“nadine’s door forced.”
All these noises, blended with screams and imprecations, the jingle of spurs, the clatter of sword-scabbards crossing and recrossing each other, excite and intoxicate me. Wild at my lack of energy and strength, I seize with both hands my stool. It is old and worm-eaten, and after I have several times flung it on the floor, the joints give way, and it falls to pieces. As I turn to find some other object for destruction, a flushed and agitated face appears at the wicket, and a moment later the door is partly opened, and a warder pushes with violence a woman into my cell. So great is the force employed, and so rapid the movement, that I have difficulty in seizing her in my arms to prevent her falling upon the floor amongst the broken glass and débris of furniture.

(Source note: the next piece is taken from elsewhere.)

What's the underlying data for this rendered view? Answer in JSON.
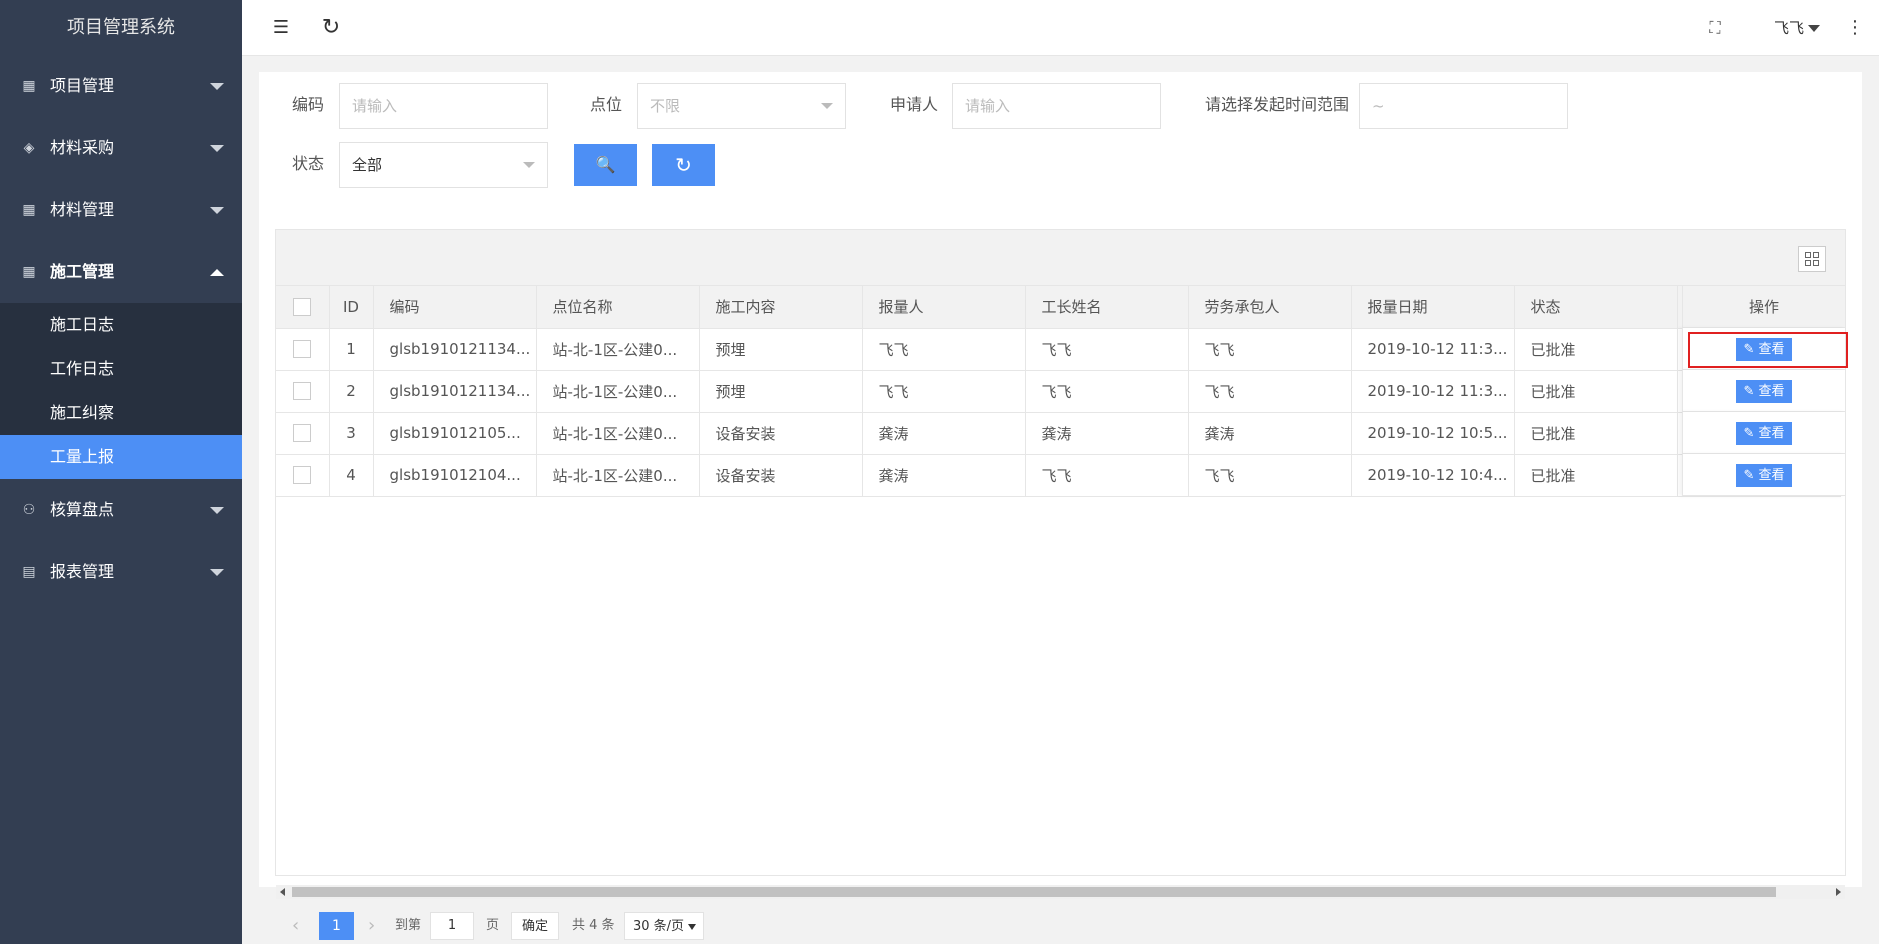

This unexpected visitor is one of my friends and fellow-captives, Nadine B——. Surprised at this unexpected meeting, and the conditions under which it takes place, we are for some instants speechless, but during those few moments I again see all our past, and also note the changes which ten months’ imprisonment have wrought in my friend; then, very pale, and trembling with nervous excitement, Nadine explains that her door having been forced during a struggle in the corridor, an officer ordered her to be removed and locked up with another female prisoner. Her cell was in the same corridor as that of Ivanoff, and of the death of the latter there is no doubt. Several comrades, her neighbours, have seen the body taken away. As to the grounds for his assassination, she heard a group of officers, before her door, conversing, and one said that the Commandant, not satisfied with the manner in which the warders in the corridors discharged their duties in watching the prisoners, gave orders to the sentries to watch from the court-yard and to shoot any prisoner who appeared at his window.
This, then, is the reason for this assassination, in open day, of a defenceless prisoner! The penalty of death for disobedience to one of the prison regulations. Is this, then, a caprice, or an access of ill-temper, on the part of an officer who has no authority in this matter, since prisoners awaiting trial are only responsible to the representatives of our so-called justice? Like a thunderclap this explanation drives away my hesitation and sadness, which are now replaced by indignation and a limitless horror; and while Nadine, sick and worn, throws herself upon my bed, I mount to my window in order to communicate the news to my neighbours. The narrow court-yard, into which the sunshine streams, is, as usual, empty, excepting for the sentry on his eternal march. Above the wall I see a row of soldiers and workwomen’s faces, all pale, as they look at the prison and listen to the noises. As I appear at the window a woman covers her face with her hands and screams, and I recognise her as the wife of one of our comrades, a workman. This cry, this gesture, the word “torture” that I hear run along the crest of the wall—all this at first surprises me. As, however, I follow the direction of the eyes of those gazing at me, I discover the cause. My hands, by which I am holding myself to the window bars, are covered with blood, the result of my recent work of destruction of glass and woodwork. There is blood, too, on my light-coloured dress. Poor woman! By voice and gesture I try to calm her. But does she hear me down there? The sentry looks towards me. He is young and very pale, and in his eyes, stupefied by what is going on around him, there is a world of carelessness and passiveness, and as I look into them a shudder of agony and despair passes through me.
The voice of Nadine calling brings me to her side. Partly unconscious, she sobs in the commencement of a nervous crisis, and asks for water. Water! I have none. Not a drop! What is to be done?
“a soldier seizes them.”
And while I try to calm her with gentle words and caresses, and look round in the vain hope that some few drops of the precious fluid may have escaped my notice, the door of the cell is suddenly opened, and several soldiers, drunk with the uproar and the fight, rush in. A cry of horror escapes me, and instinctively I retreat behind my bed. The noise of chains and the voice of the Commandant ordering that all prisoners be immediately manacled, reassures me. Ah! the chains! Only the chains! I do not intend to resist. All resistance on my part would be useless. Besides, I am anxious to be rid of the presence of these soldiers, and would willingly hold out to them my bleeding hands, if a confused idea in my brain did not tell me that such an act would be one of cowardice. And now a soldier seizes them, and drawing them behind my back, fastens heavy iron manacles to my wrists. Another attempts a similar operation upon Nadine, who, frightened, struggles and screams. Making an effort to calm her, I try to approach, but a sudden jerk on the chain attached to my manacles causes intense pain in my arms, and a rough voice cries “Back.” Back? Why? I do not want to abandon Nadine, and instinctively I grasp the bed behind me. Another and a stronger jerk, I stumble, and a piece of broken glass pierces my thin shoe, and cuts my foot, and I am pulled backwards. I am now against that part of the wall where, at the height of about three feet, there is an iron ring, and whilst one of the soldiers attaches my chain to this ring Nadine is dragged towards the opposite wall.
All this passes quickly in our cell, and the soldiers are soon gone and the door closed and locked. But in other cells prisoners resist, and as the struggle goes on and the noise increases so does the beating of my heart, and to me the tumult takes the proportions of a thunderstorm, and, broken down, I listen for some time without understanding the reason for the uproar.